Tasarımcılar geleneksel olarak ürünlerin görünüm ve işlevselliğini iyileştirmeye odaklanmışlardır. Son zamanlarda, dünya çapında düşük maliyetli sağlık hizmeti sunmanın yollarını bulmak gibi daha karmaşık problemleri ele almak için de tasarım teknikleri kullanılmaya başladı. Tasarım odaklı düşünme adı verilen bu yeni yaklaşımı ilk sahiplenenler ticari kurumlar oldu; ardından kâr amacı gütmeyen kuruluşlar da bunu benimsemeye başladı.
Hindistan’ın Hyderabad kentinin dışında, banliyö ile kırsal arasında bir bölgede, adına Shanti diyeceğimiz genç bir kadın, evine yaklaşık 100 metre uzaktaki sürekli akan yerel kuyudan her gün su taşıyor. Başının üzerinde kolayca taşıyabileceği 10 litrelik plastik bir kap kullanıyor. Shanti ve kocası, içmek ve yıkanmak üzere kuyu suyuna güveniyorlar. Naandi Vakfı tarafından işletilen toplumsal arıtma tesisi kadar güvenli olmadığını duymuş olmalarına rağmen yine de kuyu suyunu kullanmaya devam ediyorlar. Shanti’nin ailesi nesillerdir yerel sudan içiyor ve bu, kendisi ve ailesini sıklıkla hasta etse de, Shanti’nin bu alışkanlığını değiştirmek gibi bir niyeti yok.

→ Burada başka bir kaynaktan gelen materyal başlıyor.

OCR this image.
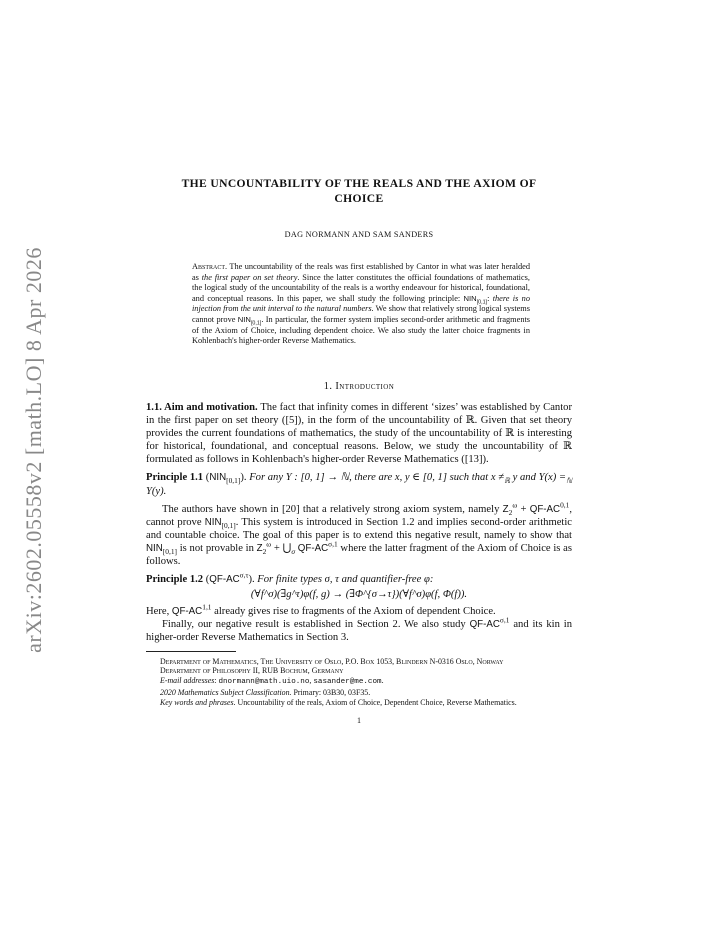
arXiv:2602.05558v2 [math.LO] 8 Apr 2026
THE UNCOUNTABILITY OF THE REALS AND THE AXIOM OF CHOICE
DAG NORMANN AND SAM SANDERS
Abstract. The uncountability of the reals was first established by Cantor in what was later heralded as the first paper on set theory. Since the latter constitutes the official foundations of mathematics, the logical study of the uncountability of the reals is a worthy endeavour for historical, foundational, and conceptual reasons. In this paper, we shall study the following principle: $NIN_{[0,1]}$: there is no injection from the unit interval to the natural numbers. We show that relatively strong logical systems cannot prove $NIN_{[0,1]}$. In particular, the former system implies second-order arithmetic and fragments of the Axiom of Choice, including dependent choice. We also study the latter choice fragments in Kohlenbach's higher-order Reverse Mathematics.
1. Introduction

1.1. Aim and motivation. The fact that infinity comes in different ‘sizes’ was established by Cantor in the first paper on set theory ([5]), in the form of the uncountability of ℝ. Given that set theory provides the current foundations of mathematics, the study of the uncountability of ℝ is interesting for historical, foundational, and conceptual reasons. Below, we study the uncountability of ℝ formulated as follows in Kohlenbach's higher-order Reverse Mathematics ([13]).

Principle 1.1 $(NIN_{[0,1]})$. For any Y : [0, 1] → ℕ, there are x, y ∈ [0, 1] such that $x \ne_ℝ$ y and $Y(x) =_ℕ$ Y(y).

The authors have shown in [20] that a relatively strong axiom system, namely $Z_2^\omega + QF-AC^{0,1}$, cannot prove $NIN_{[0,1]}$. This system is introduced in Section 1.2 and implies second-order arithmetic and countable choice. The goal of this paper is to extend this negative result, namely to show that $NIN_{[0,1]}$ is not provable in $Z_2^\omega$ + $⋃_\sigma$ $QF-AC^{\sigma,1}$ where the latter fragment of the Axiom of Choice is as follows.

Principle 1.2 $(QF-AC^{\sigma,\tau})$. For finite types σ, τ and quantifier-free φ:

(∀f^σ)(∃g^τ)φ(f, g) → (∃Φ^{σ→τ})(∀f^σ)φ(f, Φ(f)).

Here, QF-AC$^{1,1}$ already gives rise to fragments of the Axiom of dependent Choice.

Finally, our negative result is established in Section 2. We also study $QF-AC^{\sigma,1}$ and its kin in higher-order Reverse Mathematics in Section 3.

Department of Mathematics, The University of Oslo, P.O. Box 1053, Blindern N-0316 Oslo, Norway

Department of Philosophy II, RUB Bochum, Germany

E-mail addresses: dnormann@math.uio.no, sasander@me.com.

2020 Mathematics Subject Classification. Primary: 03B30, 03F35.

Key words and phrases. Uncountability of the reals, Axiom of Choice, Dependent Choice, Reverse Mathematics.

1
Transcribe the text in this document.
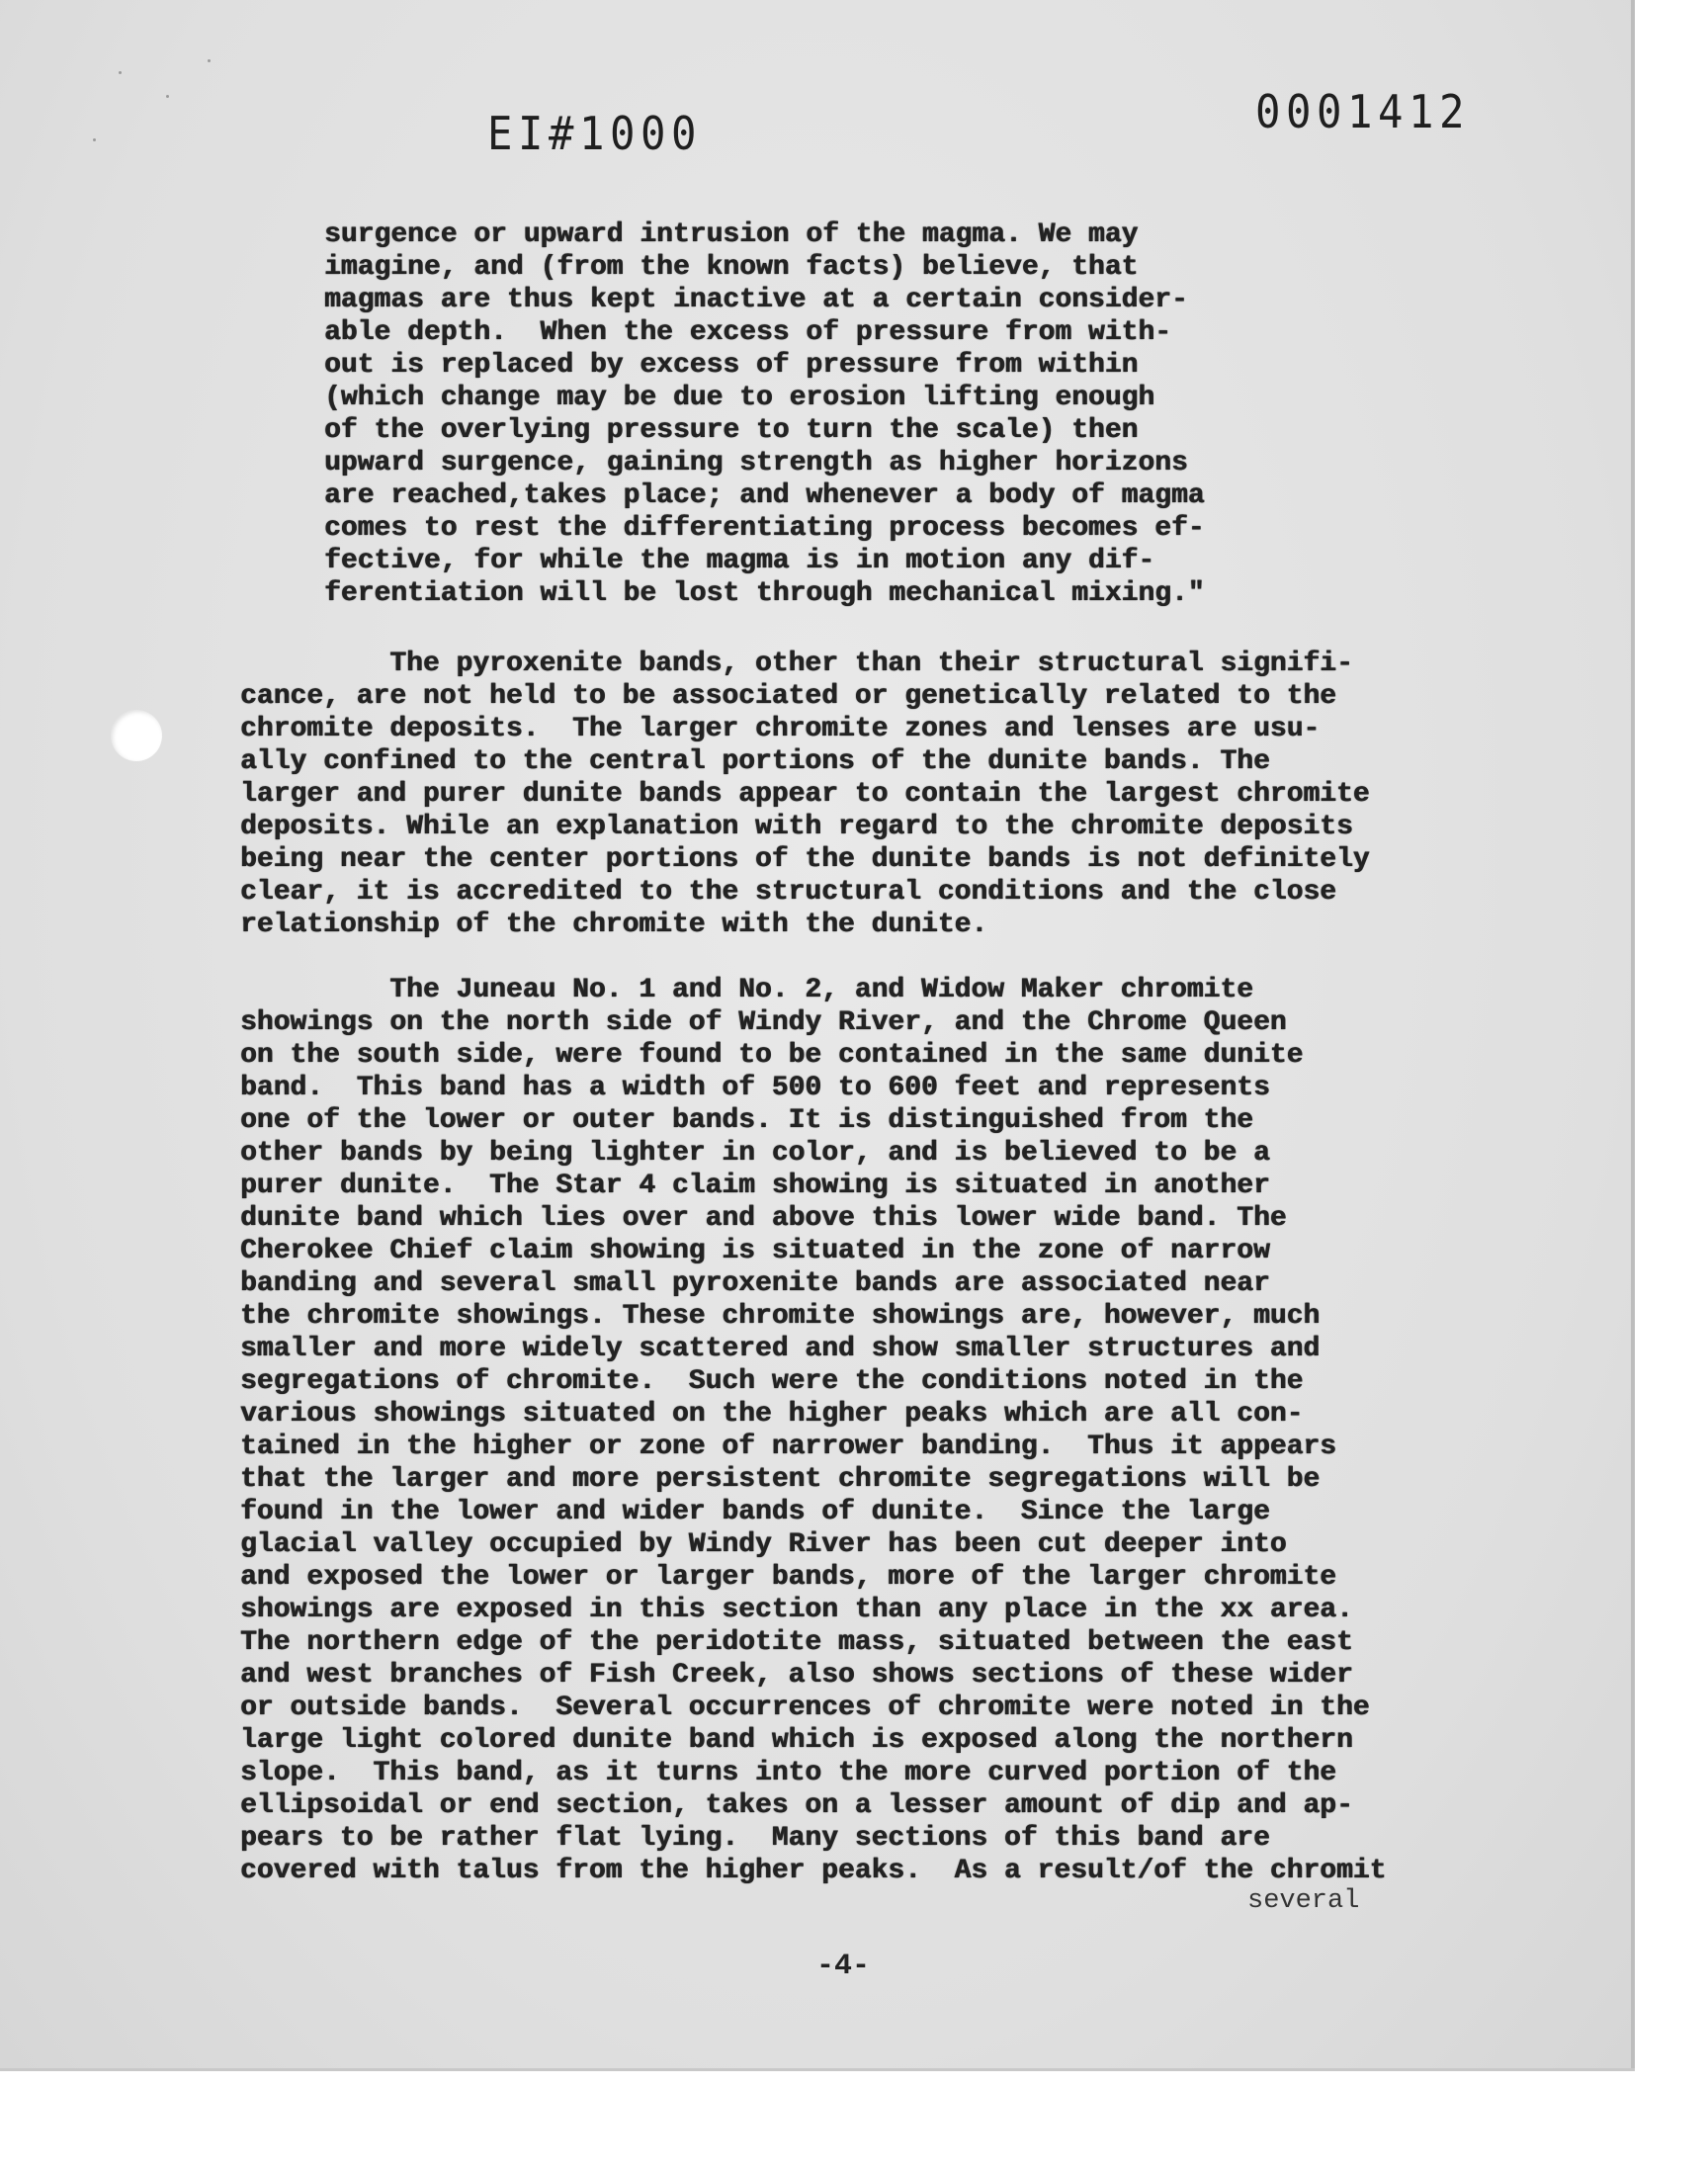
EI#1000	0001412
surgence or upward intrusion of the magma. We may
imagine, and (from the known facts) believe, that
magmas are thus kept inactive at a certain consider-
able depth.  When the excess of pressure from with-
out is replaced by excess of pressure from within
(which change may be due to erosion lifting enough
of the overlying pressure to turn the scale) then
upward surgence, gaining strength as higher horizons
are reached,takes place; and whenever a body of magma
comes to rest the differentiating process becomes ef-
fective, for while the magma is in motion any dif-
ferentiation will be lost through mechanical mixing."
The pyroxenite bands, other than their structural signifi-
cance, are not held to be associated or genetically related to the
chromite deposits.  The larger chromite zones and lenses are usu-
ally confined to the central portions of the dunite bands. The
larger and purer dunite bands appear to contain the largest chromite
deposits. While an explanation with regard to the chromite deposits
being near the center portions of the dunite bands is not definitely
clear, it is accredited to the structural conditions and the close
relationship of the chromite with the dunite.
The Juneau No. 1 and No. 2, and Widow Maker chromite
showings on the north side of Windy River, and the Chrome Queen
on the south side, were found to be contained in the same dunite
band.  This band has a width of 500 to 600 feet and represents
one of the lower or outer bands. It is distinguished from the
other bands by being lighter in color, and is believed to be a
purer dunite.  The Star 4 claim showing is situated in another
dunite band which lies over and above this lower wide band. The
Cherokee Chief claim showing is situated in the zone of narrow
banding and several small pyroxenite bands are associated near
the chromite showings. These chromite showings are, however, much
smaller and more widely scattered and show smaller structures and
segregations of chromite.  Such were the conditions noted in the
various showings situated on the higher peaks which are all con-
tained in the higher or zone of narrower banding.  Thus it appears
that the larger and more persistent chromite segregations will be
found in the lower and wider bands of dunite.  Since the large
glacial valley occupied by Windy River has been cut deeper into
and exposed the lower or larger bands, more of the larger chromite
showings are exposed in this section than any place in the xx area.
The northern edge of the peridotite mass, situated between the east
and west branches of Fish Creek, also shows sections of these wider
or outside bands.  Several occurrences of chromite were noted in the
large light colored dunite band which is exposed along the northern
slope.  This band, as it turns into the more curved portion of the
ellipsoidal or end section, takes on a lesser amount of dip and ap-
pears to be rather flat lying.  Many sections of this band are
covered with talus from the higher peaks.  As a result/of the chromit
several
-4-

Naandi arıtma tesisinin suyunu kullanmamak için Shanti’nin birçok sebebi var, ancak bunlar tahmin edilebilir fikirler değil. Merkez, evinden kolayca yürüyebileceği bir mesafede (kabaca yarım kilometre uzaklıkta) yer alıyor. Aynı zamanda makul fiyatlı (kabaca, 20 litre için 10 ruple ya da 20 sent) ve bilinen bir merkez. Bu küçük ücreti ödeyebilmek kimi köylüler arasında bir statü sembolü haline bile gelmiş durumda. Alışkanlık da bir etken değil. Shanti, genel sistem tasarımındaki bir takım kusurlardan dolayı daha güvenli sudan vazgeçiyor.
Shanti tesise yürüyebilse bile, tesisin onu kullanmak durumunda bıraktığı 20 litrelik bidonu taşıyamaz. Plastik dikdörtgen kap suyla dolu olduğunda çok ağır oluyor. Kap, Shanti’nin ağır nesneleri taşırken alışkın olduğunun aksine, altından ya da üstünden tutulmak üzere tasarlanmamış. Shanti’nin kocası da ona kabı taşıması konusunda yardımcı olamıyor. Şehirde çalışıyor ve su artıma merkezinin kapanış saatinden önce eve dönmüş olmuyor. Aynı zamanda, arıtma tesisi onlardan günde 20 litreye denk gelecek aylık bir kart almalarını talep ediyor, ki bu ihtiyaçları olan su miktarının çok üstünde. Shanti, “neden ihtiyacım olandan fazlasını alıp paramı boşa harcayayım?” diye soruyor ve tesisin kendisine daha az miktarda su alma imkânı sunması durumunda Naandi suyundan satın almayı tercih edeceğini ekliyor.
Toplumsal arıtma tesisi temiz ve içilebilir su üretmek üzere tasarlanmış ve bunu gerçekleştirmekte de oldukça başarılı olmuştur. Sistem, aslında özellikle bisiklet sahibi olan ve mesai saatleri içinde tesise gelebilen bir koca ya da büyük oğlanın bulunduğu aileler için iyi çalışıyor. Bununla birlikte, merkez tasarımcıları toplumda yaşayan tüm insanların kültür ve ihtiyaçlarını göz önünde bulundurmakta başarılı olamadıkları için, daha da iyi bir sistem tasarlama fırsatını kaçırmışlar.
Bu kaçırılmış fırsat, geriye bakıldığında belirgin bir ihmal olmasına rağmen, oldukça yaygın rastlanan bir durum. Girişimler, müşterinin ihtiyaçlarına dayanmadıkları ve geri bildirim almak amacıyla prototipleri denenmediği için tekrar tekrar bocalarlar. Kişiler sahaya indiklerinde bile, ihtiyaçlar ve çözümleri konusunda önyargılarla başlayabilirler. Bu kusurlu yaklaşım hala hem ticari hem de sosyal sektörlerin normalidir.